From: Robby Findler (robby at eecs.northwestern.edu)
Date: Fri Jun 13 01:20:37 EDT 2014

On Tue, Jun 10, 2014 at 2:27 AM, Eric Dobson <eric.n.dobson at gmail.com> wrote:
> On Mon, Jun 9, 2014 at 9:46 PM, Eric Dobson <eric.n.dobson at gmail.com> wrote:
>> Splitting this out because this is actually a different issue. This is
>> about us generating slow contracts.
>>
>> There are two things in play here.
>>
>> One is that TR doesn't use the new lazy parts of struct/dc. This would
>> require changing struct contracts from flat contracts to
>> chaperone-contracts. Given that I think we are going to need to change
>> struct contracts to sometimes be chaperone contracts anyways for
>> soundness that might not be a huge loss.

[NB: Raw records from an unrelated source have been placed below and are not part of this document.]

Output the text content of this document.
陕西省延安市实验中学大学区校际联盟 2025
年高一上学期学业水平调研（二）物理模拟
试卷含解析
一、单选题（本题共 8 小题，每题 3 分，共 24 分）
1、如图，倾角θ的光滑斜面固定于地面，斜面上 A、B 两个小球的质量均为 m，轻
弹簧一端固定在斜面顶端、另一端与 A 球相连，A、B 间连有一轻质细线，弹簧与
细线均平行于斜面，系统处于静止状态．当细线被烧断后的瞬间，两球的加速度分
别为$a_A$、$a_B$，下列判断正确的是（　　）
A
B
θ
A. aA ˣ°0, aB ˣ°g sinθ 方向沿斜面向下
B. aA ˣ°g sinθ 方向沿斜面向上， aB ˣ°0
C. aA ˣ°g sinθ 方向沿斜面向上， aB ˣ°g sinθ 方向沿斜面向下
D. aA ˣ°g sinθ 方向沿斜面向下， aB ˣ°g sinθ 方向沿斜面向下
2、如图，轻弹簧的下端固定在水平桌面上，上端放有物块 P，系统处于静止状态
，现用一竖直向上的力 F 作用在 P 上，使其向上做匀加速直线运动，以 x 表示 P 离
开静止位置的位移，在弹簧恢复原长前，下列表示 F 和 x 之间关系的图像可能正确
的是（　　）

> I did performance measurements and it is about a factor of 60 slower
> for lazy chaperone contracts. I see a couple of ways to improve these
> numbers, so they could be better in the future with a bit more work on
> optimizing. Given that strict contracts actually change the big O
> notation I think that this is a reasonable performance price to pay,
> given that data structures with more than 60 elements are fairly
> common.

Does it make sense to try to find the break-even point for a program
that, say, makes two passes over the data-structure?